We have reviewed and are familiar with such corporate proceedings and other matters as we have deemed necessary for this opinion. In rendering this opinion, we have assumed that (i) the Indenture has been duly authorized, executed and delivered by the Trustee, (ii) the Indenture has been qualified under the Trust Indenture Act of 1939, as amended, (iii) the Exchange Notes have been executed by the Company and authenticated by the Trustee in accordance with the terms of the Indenture, (iv) the Exchange Notes (together with the guarantees of each of the Guarantors) have been delivered in exchange for the Outstanding Notes (together with the guarantees of each of the Guarantors) in the manner and for the consideration stated in the Registration Statement and the Indenture, (v) the respective guarantees of each Guarantor have been duly authorized, executed and delivered by each such Guarantor and (vi) the signatures on all documents examined by us are genuine, which assumptions we have not independently verified.

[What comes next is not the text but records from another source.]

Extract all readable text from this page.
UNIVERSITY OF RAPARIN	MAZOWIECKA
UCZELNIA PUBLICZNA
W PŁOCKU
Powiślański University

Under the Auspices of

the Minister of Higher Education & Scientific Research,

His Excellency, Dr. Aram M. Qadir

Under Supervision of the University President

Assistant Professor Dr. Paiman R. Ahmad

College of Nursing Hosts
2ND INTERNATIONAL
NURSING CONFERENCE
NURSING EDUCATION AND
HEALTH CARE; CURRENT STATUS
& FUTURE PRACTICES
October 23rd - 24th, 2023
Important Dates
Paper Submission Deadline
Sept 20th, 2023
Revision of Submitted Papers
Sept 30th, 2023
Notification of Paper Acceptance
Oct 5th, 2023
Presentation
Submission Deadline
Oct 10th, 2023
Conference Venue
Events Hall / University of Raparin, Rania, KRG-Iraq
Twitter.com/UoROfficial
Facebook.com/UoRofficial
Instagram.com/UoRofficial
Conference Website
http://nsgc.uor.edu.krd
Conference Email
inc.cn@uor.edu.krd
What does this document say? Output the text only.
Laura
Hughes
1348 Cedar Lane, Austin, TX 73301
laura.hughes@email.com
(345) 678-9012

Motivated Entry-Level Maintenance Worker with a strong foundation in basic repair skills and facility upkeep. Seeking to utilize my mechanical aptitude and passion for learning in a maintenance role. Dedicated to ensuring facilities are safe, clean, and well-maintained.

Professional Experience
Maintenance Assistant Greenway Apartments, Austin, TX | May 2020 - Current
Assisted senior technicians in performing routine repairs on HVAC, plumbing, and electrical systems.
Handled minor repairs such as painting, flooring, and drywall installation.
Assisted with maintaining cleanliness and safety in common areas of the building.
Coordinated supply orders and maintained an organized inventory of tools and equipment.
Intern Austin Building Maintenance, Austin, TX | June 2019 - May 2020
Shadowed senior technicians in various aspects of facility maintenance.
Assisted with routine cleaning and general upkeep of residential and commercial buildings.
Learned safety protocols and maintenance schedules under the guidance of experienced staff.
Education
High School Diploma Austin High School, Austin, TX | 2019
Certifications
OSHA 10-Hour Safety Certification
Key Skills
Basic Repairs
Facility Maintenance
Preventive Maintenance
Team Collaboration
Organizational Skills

This opinion is limited to matters governed by the General Corporation Law of the State of Delaware (including the statutory provisions and reported judicial decisions interpreting such law), and the laws of the States of New York and Texas. In so far as the opinions expressed herein relate to or are dependent upon matters governed by the laws of other jurisdictions, with your permission and consent, we have relied, without independent investigation, upon the following: (i) with respect to the laws of the State of Michigan, the opinion of Braun Kendrick Finkbeiner P.L.C. dated the date hereof, (ii) with respect to the laws of the State of Ohio, the opinion of Wegman, Hessler & Vanderburg dated the date hereof, (iii) with respect to the laws of the State of Pennsylvania, the opinion of Duane Morris LLP dated the date hereof, (iv) with respect to the laws of the State of South Carolina, the opinion of Rogers, Townsend & Thomas, PC dated the date hereof, and (v) with respect to the laws of the State of Utah, the opinion of Harlan M. Hatfield, Esq., the General Counsel of the Company, dated the date hereof. With your permission and the permission of counsel listed above, we have assumed such opinions are correct, and in giving the opinion below with respect to the guarantees of the Guarantors, we are relying on the opinions of such counsel and the opinion below is subject to the assumptions and qualifications contained in the opinions of such counsel.


Headwaters Incorporated

March 12, 2010

Page 2

Based on the foregoing, we are of the opinion as follows:

1. The Exchange Notes will be duly authorized and valid and legally binding obligations of the Company, enforceable against the Company in accordance with their terms, and entitled to the benefits of the Indenture, except as may be limited by applicable bankruptcy, insolvency, reorganization, moratorium, fraudulent transfer and similar laws affecting or relating to the rights of creditors generally, by general principles of equity (regardless of whether considered in a proceeding in equity or at law), and by requirements of reasonableness, good faith and fair dealing.

2. The respective guarantees of each of the Guarantors will be duly authorized and valid and legally binding obligations of the Guarantors, enforceable against each in accordance with their terms, and entitled to the benefits of the Indenture, except as may be limited by applicable bankruptcy, insolvency, reorganization, moratorium, fraudulent transfer and similar laws affecting or relating to the rights of creditors generally, by general principles of equity (regardless of whether considered in a proceeding in equity or at law), and by requirements of reasonableness, good faith and fair dealing.

We hereby consent to the filing of this opinion as Exhibit 5.1 to the Registration Statement and to the use of our name under the caption “Legal Matters” in the Registration Statement and in the Prospectus included therein. In giving this consent, we do not thereby admit that we are within the category of persons whose consent is required under Section 7 of the Act or the rules and regulations of the Securities and Exchange Commission promulgated thereunder.